7) With the slouching gait of the Neanderthal man which was Frank’s characteristic walk she went up to Beatrice. In her black bathing-dress Frank looked like the huge cetacean which the Japanese catch in the Torres Straits and which the vulgar call a sea-cow.

8) She had on a beautiful silk wrap she held tightly round her with one hand in order to look as slim as possible and she bore her head high so that he should not see her double chin.

9) The misunderstandings of the last fortnight dissolved and the sincere affection each had for the other welled up again in their hearts.
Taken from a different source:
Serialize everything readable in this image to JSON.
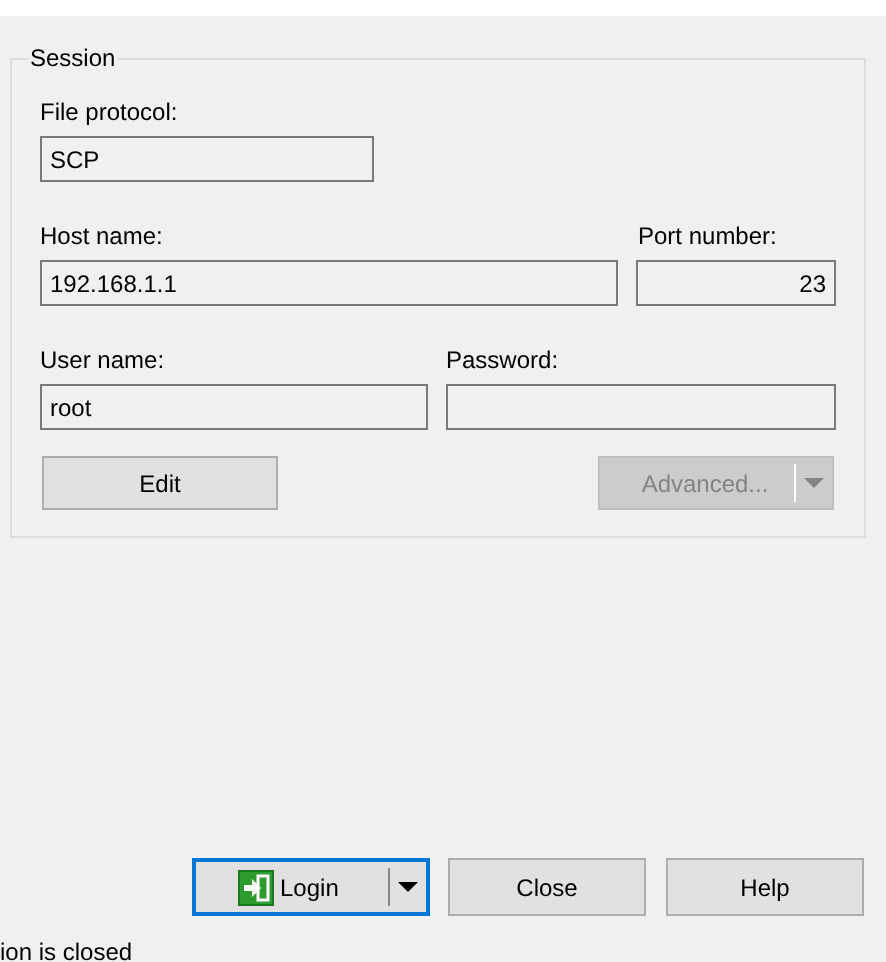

They could hardly believe that they had ever contemplated the possibility of severing a friendship that had brought them so much solid satisfaction.

2. Paraphrase the underlined parts of the following sentences.

1) They were all in the comfortable forties.

2) The jests her name gave rise to now were made behind her back and she very well knew that they were far from obliging.

3) A grossest indecency wouldn’t have fallen on the ears of the three women with such a shock.

4) Even Beatrice, greedy as she was, drew the line there.

5) Frank, the good hostess, recovered herself first.

6) Beatrice gave a sickly smile and an evasive reply.

7) She helped herself liberally.

8) “You have a very sweet tooth,” said Arrow in a tone which she struggled to keep friendly.

9) “Don’t you ever think of your figure?” Arrow asked with icy deliberation.

10) “I’m not going to … watch that woman make a hog of herself.”

11) “For a fortnight I’ve watched her gorge like a hog. It’s more than flesh and blood can stand. I’m going to have one square meal even if I burst.”

3. Suggest Russian equivalents of the words and expressions below.

а) connected with food

- hard-boiled eggs

- raw tomatoes

- a crisp roll of French bread

- grilled sole/ cutlets

- to spread smth (butter, jam etc) thick over/ on smth

- lamb cutlets

- spinach boiled in water

- stewed pears

- powdered sugar

- macaroni sizzling with cheese and butter

- pate de foie gras

- peas swimming in cream

- (to have) a square meal

- croissants, chocolate éclairs, meringue

b) connected with dieting

- to weigh, weight

- to resort to drastic measures

- to give way to ungovernable appetite/ temptation/ passion etc

- to put on/ take off weight

- to go on/ keep a diet

- to exercise; to get/ take (plenty of) exercise

- to slim (down)/ to reduce

- to reduce smth (one’s consumption of food, risk of smth etc)

- to avoid fattening/ rich/ nourishing food

- to mount scales

- to do smth with unfailing regularity

- (antifat) rusk

- saccharine

c) miscellaneous

- to be resigned/ to resign oneself to smth (middle age)

- to attach (much, little, no) importance to smth

- to have a (good) mind to do smth

- to recover from a nervous breakdown/ strain

- to resist smth (a temptation, pressure, disease etc)/ doing smth

- to draw to a close

- to make (no) pretences

- to have/ be a treat; do smth for/ as a treat

- to be/ feel relieved; to give/ heave a sigh of relief

- to have a gift for smth (deception)

4. Find out English equivalents of the Russian words жирный and толстый and specify their reference. Make up a few possible collocations with each word, e.g. thick book/ cream/ fog etc.